In 2017, it was Coucou Chloe and her Erika Jane EP, a little release that stood in between a beat heavy dancefloor jamming and abstract alien pop. In 2016, it was ABRA with her retro leaning Princess that appropriately tapped into 1996 with salty love songs. There has been variations of this breakout star theory – 2015 felt like Annie’s rebirth via Endless Vacation; 2014 saw PC Music crest with bubblegummy Hannah Diamond; 2013 provided the dawn of Empress Of – but the history is there, if you squint to find an other world “Best New Artist” competition.
In 2018, the contender has presented herself very early: Negative Gemini and her Bad Baby EP. Gemini (AKA, Lindsey French) is a Brooklyn based musician who is crafting music that is at the intersection of early 2000s trip-hop, bedroom shoegaze, neo-1990s club revivalism, and a crashing Tumblr page. Her work is simultaneously appealing in an accessible way but challenging in that it often doesn’t leave you smitten on initial listen but invites you back and back and back until you can hear what’s actually going on with each individual song before unlocking what is happening across the six song EP.
She sets this up with the gauzy “Infin Path” which feels like a twitching drum kit flying through the sky as French wanders between the intellectual highs of love (“I feel lightly”) before breaking into more confrontational sexual tension (“I’ve been thinking bout you”), the latter of which comes with a breaks oriented switch up from near ambience to back arching beats. These juxtapositions that French plays with is her wheelhouse, where she excels. “Bad Baby” – both the original edit and “Club Mix” – provide this duality: the original song is a cloudy rock song featuring French’s coos-to-wails about the tension of wanting someone to lie to you whereas the “Club Mix” buries the vocal performance in a tribal La Bouche dance. Songs like “Skydiver” and “My Innocence” have French’s genre-smashing touching the rockier edges, going more for vocal performance instead of producerly theatrics.
Then there’s “You Weren’t There Anymore,” the EP’s beating heart, which balances desires for these digital and analogue extremes. The song imagines shoegaze through synthpop and, as Pitchfork says, lets French’s “Balearic Britney Spears”-ness manifest most vividly. The song is about that tension between a person experiencing something as magical while the person you’re with doesn’t see it as much of anything. With her gentlest voice, French sings this to you over rough dream pop that fills your ears with so much sexual frustrations that you want to send her a card to tell her it’s all going to be alright. The song, like the album, illustrates that French is the closest thing we will get to a reimagining of Cyndi Lauper.
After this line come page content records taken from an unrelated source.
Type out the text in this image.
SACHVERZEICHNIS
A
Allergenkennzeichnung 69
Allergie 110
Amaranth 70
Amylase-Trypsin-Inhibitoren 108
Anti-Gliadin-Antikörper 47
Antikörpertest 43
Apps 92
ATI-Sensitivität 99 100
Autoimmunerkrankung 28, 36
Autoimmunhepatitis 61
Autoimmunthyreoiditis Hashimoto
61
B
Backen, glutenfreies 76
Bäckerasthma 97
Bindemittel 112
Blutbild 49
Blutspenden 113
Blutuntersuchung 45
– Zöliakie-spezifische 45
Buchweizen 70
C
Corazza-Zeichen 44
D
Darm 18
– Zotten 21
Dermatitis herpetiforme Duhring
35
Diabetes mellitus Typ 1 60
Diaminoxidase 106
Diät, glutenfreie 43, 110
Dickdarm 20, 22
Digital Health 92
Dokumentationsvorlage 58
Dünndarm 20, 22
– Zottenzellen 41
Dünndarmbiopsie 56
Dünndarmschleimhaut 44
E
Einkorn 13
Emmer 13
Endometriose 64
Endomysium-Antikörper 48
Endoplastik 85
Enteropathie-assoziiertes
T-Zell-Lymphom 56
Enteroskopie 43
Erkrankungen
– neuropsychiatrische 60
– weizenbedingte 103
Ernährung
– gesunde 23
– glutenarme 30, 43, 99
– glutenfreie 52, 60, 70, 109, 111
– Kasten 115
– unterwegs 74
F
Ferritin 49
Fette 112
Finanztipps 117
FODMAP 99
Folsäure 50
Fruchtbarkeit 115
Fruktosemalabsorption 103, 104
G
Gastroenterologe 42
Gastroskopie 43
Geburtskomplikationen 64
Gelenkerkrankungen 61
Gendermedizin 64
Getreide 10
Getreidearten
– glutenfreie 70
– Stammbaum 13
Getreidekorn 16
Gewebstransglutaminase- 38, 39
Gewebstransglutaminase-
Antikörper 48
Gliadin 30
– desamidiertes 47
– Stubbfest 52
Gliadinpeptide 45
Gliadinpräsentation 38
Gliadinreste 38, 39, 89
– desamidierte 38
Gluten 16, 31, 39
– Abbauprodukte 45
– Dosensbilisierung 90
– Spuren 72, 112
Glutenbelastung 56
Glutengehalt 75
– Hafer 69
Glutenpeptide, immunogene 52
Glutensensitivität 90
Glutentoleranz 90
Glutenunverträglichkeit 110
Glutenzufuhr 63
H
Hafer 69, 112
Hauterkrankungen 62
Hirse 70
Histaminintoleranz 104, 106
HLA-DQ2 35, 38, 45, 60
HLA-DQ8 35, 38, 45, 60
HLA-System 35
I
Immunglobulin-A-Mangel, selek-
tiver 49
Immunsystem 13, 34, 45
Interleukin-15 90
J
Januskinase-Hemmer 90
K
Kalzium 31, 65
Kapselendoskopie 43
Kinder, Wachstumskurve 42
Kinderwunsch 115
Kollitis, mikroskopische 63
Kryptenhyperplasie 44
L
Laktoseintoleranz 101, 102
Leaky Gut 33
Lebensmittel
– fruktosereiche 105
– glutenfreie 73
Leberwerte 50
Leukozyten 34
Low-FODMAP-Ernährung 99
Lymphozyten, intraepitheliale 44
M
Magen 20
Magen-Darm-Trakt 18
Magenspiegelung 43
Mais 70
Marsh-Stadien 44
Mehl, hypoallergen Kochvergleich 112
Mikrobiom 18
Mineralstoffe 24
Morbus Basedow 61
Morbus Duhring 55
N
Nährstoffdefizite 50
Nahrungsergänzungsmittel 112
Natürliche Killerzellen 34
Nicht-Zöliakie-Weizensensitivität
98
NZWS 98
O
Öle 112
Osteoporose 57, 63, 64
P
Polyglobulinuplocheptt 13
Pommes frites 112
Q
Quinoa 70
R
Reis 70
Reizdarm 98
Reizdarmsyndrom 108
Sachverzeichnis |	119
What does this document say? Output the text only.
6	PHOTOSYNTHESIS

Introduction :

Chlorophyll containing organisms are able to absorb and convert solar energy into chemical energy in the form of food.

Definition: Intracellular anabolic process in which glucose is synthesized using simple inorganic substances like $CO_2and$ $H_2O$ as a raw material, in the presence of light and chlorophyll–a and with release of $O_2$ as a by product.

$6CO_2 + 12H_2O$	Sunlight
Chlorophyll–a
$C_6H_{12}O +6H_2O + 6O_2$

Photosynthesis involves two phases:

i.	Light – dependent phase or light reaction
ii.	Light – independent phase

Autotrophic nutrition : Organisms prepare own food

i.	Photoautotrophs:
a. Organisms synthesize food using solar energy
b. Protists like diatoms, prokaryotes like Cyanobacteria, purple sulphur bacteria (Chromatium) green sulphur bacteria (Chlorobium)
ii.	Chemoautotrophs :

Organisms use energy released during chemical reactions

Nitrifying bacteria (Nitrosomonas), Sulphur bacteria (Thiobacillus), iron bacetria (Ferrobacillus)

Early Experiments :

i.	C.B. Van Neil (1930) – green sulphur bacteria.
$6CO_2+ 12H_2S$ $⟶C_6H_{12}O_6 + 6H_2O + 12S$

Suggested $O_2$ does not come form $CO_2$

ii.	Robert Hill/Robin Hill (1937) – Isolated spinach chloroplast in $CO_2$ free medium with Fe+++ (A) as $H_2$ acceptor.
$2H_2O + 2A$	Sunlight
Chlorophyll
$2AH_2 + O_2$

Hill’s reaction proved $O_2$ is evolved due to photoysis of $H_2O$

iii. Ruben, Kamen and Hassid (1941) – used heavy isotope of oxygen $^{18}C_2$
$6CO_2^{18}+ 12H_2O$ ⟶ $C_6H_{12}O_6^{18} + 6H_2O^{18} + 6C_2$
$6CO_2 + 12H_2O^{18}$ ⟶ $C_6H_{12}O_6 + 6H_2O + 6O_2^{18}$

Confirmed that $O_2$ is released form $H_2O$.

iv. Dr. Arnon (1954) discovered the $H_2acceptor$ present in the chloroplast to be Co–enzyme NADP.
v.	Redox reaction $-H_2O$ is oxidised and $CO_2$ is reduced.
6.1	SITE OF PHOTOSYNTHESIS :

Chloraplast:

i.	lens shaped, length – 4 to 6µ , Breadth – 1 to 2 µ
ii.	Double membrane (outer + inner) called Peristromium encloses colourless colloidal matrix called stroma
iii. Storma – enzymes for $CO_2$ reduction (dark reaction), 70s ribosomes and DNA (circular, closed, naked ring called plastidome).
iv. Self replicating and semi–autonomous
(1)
It’s this vividness that makes Bad Baby so successful. The release is also so vulnerable, like it’s almost entirely whispered into your ear, in confidence. It’s so lovely and, while I hate personal double coverage of works, I started listening to the EP last week and feel like it keeps unfolding and unfolding to teach me about artistic process and wanting to be “bad” when you’re supposed to be good. It’s a very tight listen, one that we – Or, at least, I. – will pin to 2018 as an example of the self-reliance and self-defiance that we need to push through these shit times.